We present a rare case of transplacental-transmitted maternal melanoma to the placenta and foetus during the pregnancy of a 34-year-old woman. She was diagnosed with a melanoma at the age of 25, for which she was treated with chemotherapy. During her pregnancy, she presented with a recurrence of the disease and died 3 months after delivery. The 10-month-old female child presented with a recurrent retroauricular oedema on the left side, as in acute mastoiditis. A trephination of mastoid apophysis followed. Multiple fragments of dark-coloured tissue were sent for histological examination, and the immunophenotype showed a melanocytic tumour in the mastoid. A full radiological assessment showed no sign of metastasis. The child remained without treatment. Complete remission of bone metastatic lesion has been confirmed by follow-up; now, the child is 4 years old, alive, and without evidence of disease.

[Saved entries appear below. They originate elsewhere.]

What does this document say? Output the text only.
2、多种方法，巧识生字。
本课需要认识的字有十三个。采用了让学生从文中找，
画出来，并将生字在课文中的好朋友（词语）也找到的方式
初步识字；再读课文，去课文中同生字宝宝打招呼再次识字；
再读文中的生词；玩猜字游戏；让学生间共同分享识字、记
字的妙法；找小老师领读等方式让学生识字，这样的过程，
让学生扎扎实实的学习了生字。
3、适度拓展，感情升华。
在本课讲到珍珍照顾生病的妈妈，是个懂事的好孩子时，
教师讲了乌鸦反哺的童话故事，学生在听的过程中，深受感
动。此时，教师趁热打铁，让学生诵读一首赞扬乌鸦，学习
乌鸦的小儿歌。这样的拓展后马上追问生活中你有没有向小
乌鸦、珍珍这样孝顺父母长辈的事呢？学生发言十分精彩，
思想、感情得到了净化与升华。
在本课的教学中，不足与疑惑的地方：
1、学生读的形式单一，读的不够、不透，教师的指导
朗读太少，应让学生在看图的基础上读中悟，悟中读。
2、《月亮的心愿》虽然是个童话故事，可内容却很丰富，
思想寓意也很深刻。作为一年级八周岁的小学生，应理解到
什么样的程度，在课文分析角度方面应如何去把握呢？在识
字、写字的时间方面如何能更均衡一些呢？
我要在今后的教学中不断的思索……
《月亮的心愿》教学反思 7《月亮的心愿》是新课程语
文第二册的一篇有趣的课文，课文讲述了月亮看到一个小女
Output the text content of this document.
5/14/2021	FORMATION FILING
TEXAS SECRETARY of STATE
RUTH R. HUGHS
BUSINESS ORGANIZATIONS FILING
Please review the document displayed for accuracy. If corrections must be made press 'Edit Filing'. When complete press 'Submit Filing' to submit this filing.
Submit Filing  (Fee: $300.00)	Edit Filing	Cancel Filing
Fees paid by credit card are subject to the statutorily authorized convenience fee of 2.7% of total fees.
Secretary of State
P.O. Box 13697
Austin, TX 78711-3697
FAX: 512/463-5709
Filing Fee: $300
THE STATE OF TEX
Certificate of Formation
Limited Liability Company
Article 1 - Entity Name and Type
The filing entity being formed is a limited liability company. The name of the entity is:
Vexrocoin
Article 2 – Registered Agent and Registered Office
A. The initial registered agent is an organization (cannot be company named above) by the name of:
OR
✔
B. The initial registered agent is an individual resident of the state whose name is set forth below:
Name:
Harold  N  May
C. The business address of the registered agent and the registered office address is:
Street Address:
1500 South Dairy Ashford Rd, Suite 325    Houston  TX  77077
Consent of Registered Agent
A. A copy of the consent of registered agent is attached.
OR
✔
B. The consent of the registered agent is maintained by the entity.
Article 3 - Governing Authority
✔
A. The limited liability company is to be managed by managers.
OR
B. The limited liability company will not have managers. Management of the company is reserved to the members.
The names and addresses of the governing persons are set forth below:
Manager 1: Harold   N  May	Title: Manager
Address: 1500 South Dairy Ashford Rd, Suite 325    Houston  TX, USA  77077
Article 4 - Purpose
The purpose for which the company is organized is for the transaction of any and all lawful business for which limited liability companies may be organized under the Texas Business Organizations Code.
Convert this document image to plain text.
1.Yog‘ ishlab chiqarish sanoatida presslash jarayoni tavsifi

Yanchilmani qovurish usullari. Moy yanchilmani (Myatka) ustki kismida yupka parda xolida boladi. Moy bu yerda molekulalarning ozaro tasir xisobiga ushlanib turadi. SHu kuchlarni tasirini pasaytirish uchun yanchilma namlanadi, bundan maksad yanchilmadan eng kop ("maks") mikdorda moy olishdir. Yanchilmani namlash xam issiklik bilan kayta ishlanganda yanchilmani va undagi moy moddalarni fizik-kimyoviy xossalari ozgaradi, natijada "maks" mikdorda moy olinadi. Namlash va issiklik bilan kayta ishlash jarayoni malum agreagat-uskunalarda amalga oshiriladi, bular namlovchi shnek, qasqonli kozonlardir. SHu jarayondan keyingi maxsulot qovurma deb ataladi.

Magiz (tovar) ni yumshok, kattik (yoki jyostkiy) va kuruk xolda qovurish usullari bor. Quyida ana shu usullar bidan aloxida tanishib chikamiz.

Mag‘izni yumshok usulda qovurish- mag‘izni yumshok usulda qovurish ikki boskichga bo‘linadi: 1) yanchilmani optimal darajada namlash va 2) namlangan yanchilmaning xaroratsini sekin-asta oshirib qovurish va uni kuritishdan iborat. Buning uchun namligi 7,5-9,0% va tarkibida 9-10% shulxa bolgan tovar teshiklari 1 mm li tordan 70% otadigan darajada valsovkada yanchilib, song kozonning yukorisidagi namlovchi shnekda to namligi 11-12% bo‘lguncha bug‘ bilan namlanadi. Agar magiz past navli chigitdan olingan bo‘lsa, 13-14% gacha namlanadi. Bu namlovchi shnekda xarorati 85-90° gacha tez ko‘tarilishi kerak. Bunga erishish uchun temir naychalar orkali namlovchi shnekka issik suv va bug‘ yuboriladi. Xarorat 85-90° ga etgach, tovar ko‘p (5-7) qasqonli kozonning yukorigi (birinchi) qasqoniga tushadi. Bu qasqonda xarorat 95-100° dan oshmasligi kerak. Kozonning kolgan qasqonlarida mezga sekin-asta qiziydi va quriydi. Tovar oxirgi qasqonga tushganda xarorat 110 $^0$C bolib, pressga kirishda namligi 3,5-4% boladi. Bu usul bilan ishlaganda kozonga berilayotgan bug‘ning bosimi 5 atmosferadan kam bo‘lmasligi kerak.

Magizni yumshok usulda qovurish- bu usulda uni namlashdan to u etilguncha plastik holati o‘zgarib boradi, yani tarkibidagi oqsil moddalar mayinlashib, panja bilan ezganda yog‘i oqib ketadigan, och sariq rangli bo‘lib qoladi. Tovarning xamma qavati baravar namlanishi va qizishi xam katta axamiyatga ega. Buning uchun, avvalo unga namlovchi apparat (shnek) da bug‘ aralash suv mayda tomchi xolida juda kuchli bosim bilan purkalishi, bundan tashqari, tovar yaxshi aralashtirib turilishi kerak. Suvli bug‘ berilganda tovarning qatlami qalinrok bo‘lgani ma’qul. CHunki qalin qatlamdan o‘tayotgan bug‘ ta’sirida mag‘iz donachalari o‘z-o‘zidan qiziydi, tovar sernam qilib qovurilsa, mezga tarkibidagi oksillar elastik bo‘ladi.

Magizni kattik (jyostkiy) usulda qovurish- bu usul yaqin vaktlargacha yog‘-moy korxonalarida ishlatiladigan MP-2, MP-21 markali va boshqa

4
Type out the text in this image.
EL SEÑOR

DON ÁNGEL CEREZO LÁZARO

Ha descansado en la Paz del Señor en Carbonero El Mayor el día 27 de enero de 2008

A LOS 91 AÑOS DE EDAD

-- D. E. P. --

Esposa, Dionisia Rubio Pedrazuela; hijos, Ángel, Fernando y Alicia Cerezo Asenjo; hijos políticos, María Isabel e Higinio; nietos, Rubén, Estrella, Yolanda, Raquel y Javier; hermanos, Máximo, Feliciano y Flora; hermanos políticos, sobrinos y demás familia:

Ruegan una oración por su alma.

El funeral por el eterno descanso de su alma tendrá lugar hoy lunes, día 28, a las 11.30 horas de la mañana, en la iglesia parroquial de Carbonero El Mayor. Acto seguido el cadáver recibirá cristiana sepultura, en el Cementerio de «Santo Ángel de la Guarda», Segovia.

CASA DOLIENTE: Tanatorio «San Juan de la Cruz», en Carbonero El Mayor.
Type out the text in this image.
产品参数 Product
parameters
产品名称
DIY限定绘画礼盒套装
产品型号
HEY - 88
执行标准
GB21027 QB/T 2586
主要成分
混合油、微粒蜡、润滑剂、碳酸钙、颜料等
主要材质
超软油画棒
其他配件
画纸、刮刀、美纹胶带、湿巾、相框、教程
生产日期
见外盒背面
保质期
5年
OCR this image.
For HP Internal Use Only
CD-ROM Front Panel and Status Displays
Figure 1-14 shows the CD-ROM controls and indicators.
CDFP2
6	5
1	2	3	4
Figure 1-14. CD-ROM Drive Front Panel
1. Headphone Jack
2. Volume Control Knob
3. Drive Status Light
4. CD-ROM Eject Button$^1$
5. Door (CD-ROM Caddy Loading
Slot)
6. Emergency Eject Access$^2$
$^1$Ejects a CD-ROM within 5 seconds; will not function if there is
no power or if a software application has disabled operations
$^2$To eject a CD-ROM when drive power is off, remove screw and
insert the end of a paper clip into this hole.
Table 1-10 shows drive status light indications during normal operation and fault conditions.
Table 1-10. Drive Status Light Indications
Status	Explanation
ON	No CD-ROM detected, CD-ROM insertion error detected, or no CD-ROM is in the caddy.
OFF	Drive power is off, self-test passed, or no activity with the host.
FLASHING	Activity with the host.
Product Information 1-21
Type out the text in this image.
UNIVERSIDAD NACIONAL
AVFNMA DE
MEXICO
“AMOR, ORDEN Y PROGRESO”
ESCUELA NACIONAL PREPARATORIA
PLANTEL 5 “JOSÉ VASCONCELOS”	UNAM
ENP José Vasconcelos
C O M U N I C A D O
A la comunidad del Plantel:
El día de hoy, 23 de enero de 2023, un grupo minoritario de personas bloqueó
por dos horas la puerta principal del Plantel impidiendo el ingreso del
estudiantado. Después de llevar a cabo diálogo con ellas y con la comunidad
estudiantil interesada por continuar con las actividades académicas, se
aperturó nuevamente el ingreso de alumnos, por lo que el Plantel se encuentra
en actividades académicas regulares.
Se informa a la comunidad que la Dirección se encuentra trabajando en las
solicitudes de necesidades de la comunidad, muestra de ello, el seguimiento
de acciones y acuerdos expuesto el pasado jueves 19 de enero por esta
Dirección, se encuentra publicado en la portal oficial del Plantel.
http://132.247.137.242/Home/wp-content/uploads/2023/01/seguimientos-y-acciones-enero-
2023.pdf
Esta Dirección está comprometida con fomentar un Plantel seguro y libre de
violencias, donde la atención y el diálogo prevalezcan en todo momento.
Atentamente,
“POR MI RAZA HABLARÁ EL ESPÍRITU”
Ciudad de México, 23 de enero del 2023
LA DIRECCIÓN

What will audience learn from your presentation?
Foetal metastases are rare. Melanoma is the most common neoplasm with transplacental transmission to the foetus with very poor prognosis. We present a rare case with transplacental-transmitted metastases from maternal melanoma to the mastoid with spontaneous regression. The child presented with the similar clinical characteristics as those in acute mastoiditis.
Melanoma involves 8% of the cases of cancer occurring during pregnancy. Foetal metastases are always associated with neoplastic involvement of placenta. Biological characteristics of foetal metastases from maternal cancer need further investigation. For this reason, in case of malignancy during pregnancy, we recommend immunohistological analysis of the whole placenta.
We cannot exclude the possibility of a delayed presentation of the disease due to lack of long-term follow-up data on unaffected children born from mothers with metastatic melanoma Thus, newborns who do not present melanoma at birth should be considered at high risk and undergo close follow-up.